Governments throughout Canada are increasingly turning to the use of video surveillance in the belief that it prevents crime. While video surveillance of public places such as streets or parks is still relatively rare (fourteen Canadian cities are said to currently use video surveillance) the use of video cameras in indoor public spaces, such as airports, ports and terminals and government buildings is far more prevalent.

And the appetite of city governments and police services for surveillance cameras is growing. The Olympics, held in Vancouver in 2010, is expected to result in a massive increase in the use of surveillance cameras around the Vancouver region. But the effectiveness of video surveillance in reducing crime is extremely doubtful, according to a government analysis done in the United Kingdom–where there are 4.2 million surveillance cameras. The study concluded, based on a review of 22 different studies, that video surveillance reduced crime only to a small degree and was most effective at reducing vehicle crime in parking lots.

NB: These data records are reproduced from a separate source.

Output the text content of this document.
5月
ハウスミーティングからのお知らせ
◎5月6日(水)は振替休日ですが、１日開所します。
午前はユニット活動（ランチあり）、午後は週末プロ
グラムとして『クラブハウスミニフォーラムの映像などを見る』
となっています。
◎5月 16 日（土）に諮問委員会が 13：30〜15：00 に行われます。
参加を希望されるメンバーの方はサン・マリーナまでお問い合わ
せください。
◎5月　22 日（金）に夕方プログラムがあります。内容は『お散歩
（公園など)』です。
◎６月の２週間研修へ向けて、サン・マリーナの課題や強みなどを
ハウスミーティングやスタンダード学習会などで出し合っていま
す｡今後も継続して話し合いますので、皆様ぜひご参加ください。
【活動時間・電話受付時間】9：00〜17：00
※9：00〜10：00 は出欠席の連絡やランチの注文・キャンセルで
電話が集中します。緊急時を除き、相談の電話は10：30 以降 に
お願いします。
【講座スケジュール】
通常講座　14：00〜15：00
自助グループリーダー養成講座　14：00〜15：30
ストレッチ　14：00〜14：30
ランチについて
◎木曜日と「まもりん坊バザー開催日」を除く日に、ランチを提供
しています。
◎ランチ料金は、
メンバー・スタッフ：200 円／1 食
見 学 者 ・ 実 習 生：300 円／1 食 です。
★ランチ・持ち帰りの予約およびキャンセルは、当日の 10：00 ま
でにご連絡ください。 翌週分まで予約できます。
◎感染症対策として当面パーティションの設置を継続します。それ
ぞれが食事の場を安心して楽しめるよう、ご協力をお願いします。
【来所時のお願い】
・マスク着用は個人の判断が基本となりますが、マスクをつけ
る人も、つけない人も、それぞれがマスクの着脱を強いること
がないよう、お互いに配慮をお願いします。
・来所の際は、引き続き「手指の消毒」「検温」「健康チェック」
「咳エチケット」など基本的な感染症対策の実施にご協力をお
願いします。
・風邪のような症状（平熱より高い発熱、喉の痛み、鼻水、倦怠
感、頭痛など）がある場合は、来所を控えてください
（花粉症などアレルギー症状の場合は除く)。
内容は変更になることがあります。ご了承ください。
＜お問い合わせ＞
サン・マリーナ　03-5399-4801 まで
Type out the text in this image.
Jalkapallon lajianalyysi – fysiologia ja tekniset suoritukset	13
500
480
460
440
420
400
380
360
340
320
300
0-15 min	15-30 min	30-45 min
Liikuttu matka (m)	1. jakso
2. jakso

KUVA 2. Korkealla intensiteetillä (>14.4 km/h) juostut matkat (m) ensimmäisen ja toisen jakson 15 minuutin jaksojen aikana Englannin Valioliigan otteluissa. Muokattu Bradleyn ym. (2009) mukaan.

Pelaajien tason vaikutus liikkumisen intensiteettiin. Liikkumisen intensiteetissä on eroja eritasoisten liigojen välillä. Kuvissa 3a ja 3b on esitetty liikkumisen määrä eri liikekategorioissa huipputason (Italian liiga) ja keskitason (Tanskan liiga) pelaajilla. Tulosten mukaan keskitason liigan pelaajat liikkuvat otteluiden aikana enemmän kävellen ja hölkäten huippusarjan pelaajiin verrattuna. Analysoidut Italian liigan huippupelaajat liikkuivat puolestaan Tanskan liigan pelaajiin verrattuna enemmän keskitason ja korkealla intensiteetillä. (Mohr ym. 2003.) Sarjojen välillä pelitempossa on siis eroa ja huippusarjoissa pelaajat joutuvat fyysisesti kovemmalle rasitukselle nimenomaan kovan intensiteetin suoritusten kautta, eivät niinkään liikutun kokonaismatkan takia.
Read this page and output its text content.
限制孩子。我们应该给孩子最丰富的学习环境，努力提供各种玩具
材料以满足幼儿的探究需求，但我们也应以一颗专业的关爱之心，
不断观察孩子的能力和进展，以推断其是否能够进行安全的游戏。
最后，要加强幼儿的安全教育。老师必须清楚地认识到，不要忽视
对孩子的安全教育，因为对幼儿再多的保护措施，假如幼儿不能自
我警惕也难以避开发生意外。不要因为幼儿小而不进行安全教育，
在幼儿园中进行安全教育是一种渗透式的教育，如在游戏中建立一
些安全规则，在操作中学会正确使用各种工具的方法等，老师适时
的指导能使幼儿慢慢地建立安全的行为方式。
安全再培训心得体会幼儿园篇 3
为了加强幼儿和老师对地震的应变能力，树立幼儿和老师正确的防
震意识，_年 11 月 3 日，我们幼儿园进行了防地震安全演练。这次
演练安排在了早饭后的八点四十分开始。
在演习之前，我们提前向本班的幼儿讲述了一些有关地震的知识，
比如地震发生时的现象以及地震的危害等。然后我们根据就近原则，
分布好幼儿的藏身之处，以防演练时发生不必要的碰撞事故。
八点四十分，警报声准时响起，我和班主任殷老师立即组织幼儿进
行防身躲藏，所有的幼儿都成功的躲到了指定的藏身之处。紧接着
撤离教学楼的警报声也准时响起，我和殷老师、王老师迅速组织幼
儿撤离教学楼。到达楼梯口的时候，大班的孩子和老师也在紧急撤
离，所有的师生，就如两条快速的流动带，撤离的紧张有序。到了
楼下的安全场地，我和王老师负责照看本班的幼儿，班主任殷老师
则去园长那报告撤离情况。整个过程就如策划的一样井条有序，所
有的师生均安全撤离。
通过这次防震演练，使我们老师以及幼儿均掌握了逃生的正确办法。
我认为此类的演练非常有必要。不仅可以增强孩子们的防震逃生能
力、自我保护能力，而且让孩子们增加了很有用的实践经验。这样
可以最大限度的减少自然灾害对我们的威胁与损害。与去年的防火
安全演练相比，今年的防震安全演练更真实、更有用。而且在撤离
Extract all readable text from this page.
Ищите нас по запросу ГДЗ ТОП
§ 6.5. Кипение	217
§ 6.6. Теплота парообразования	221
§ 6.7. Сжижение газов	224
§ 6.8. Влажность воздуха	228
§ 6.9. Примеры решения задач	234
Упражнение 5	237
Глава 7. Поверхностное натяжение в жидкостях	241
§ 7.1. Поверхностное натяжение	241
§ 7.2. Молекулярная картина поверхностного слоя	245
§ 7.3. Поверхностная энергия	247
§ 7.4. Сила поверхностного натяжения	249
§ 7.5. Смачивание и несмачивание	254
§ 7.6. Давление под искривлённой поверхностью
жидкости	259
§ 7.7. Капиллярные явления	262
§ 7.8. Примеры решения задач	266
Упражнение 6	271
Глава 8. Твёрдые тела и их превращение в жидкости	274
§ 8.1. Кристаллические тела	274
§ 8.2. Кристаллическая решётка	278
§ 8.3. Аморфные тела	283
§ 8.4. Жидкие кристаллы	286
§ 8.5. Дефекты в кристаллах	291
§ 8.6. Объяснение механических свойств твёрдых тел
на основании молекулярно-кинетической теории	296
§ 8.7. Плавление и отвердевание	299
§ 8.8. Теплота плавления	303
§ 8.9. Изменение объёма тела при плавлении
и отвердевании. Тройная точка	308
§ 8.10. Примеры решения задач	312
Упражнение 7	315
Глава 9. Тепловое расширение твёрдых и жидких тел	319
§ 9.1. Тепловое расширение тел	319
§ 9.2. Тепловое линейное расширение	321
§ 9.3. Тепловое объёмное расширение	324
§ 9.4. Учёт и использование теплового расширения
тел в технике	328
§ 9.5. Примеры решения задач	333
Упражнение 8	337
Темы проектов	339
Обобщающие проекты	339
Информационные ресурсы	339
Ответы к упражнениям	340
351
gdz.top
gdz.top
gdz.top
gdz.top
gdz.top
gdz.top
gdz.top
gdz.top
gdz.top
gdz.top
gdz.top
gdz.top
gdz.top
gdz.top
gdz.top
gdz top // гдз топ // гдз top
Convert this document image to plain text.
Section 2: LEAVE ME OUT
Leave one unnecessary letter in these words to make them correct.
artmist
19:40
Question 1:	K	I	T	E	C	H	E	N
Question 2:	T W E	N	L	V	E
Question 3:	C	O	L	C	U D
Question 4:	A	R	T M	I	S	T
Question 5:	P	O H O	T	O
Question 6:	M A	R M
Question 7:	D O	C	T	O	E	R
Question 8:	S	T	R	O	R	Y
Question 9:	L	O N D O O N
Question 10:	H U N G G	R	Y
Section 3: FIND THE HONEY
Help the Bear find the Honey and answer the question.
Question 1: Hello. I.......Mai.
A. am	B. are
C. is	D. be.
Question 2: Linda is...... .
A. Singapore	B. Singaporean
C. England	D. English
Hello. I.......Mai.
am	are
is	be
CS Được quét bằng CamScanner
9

Video surveillance was found to have little or no effect on crime in public transport and city centre settings.

Other forms of surveillance include municipal bylaws that require businesses to file reports to police about their customers (pawnbrokers and others have been subject to such laws); laws requiring internet service providers to disclose customer name and other information (“lawful access”); government policies and programs that watch people as they cross borders or engage in other lawful activities.

The key problem with these types of laws and policies is that they go around the long-standing requirement to use the courts to get a warrant for the collection of personal information by police and other agencies of government.  Judges have a duty to safeguard our rights by considering whether the police have reasonable grounds to invade an individual’s privacy, based on the particular evidence in the particular case. Judges perform a very important gatekeeping function. But by putting entire communities under surveillance and re-naming it a security measure, governments avoid having to go to a judge in many cases, and they ignore their constitutional responsibilities to minimally intrude on citizens’ rights. When that happens, everyone’s privacy is threatened.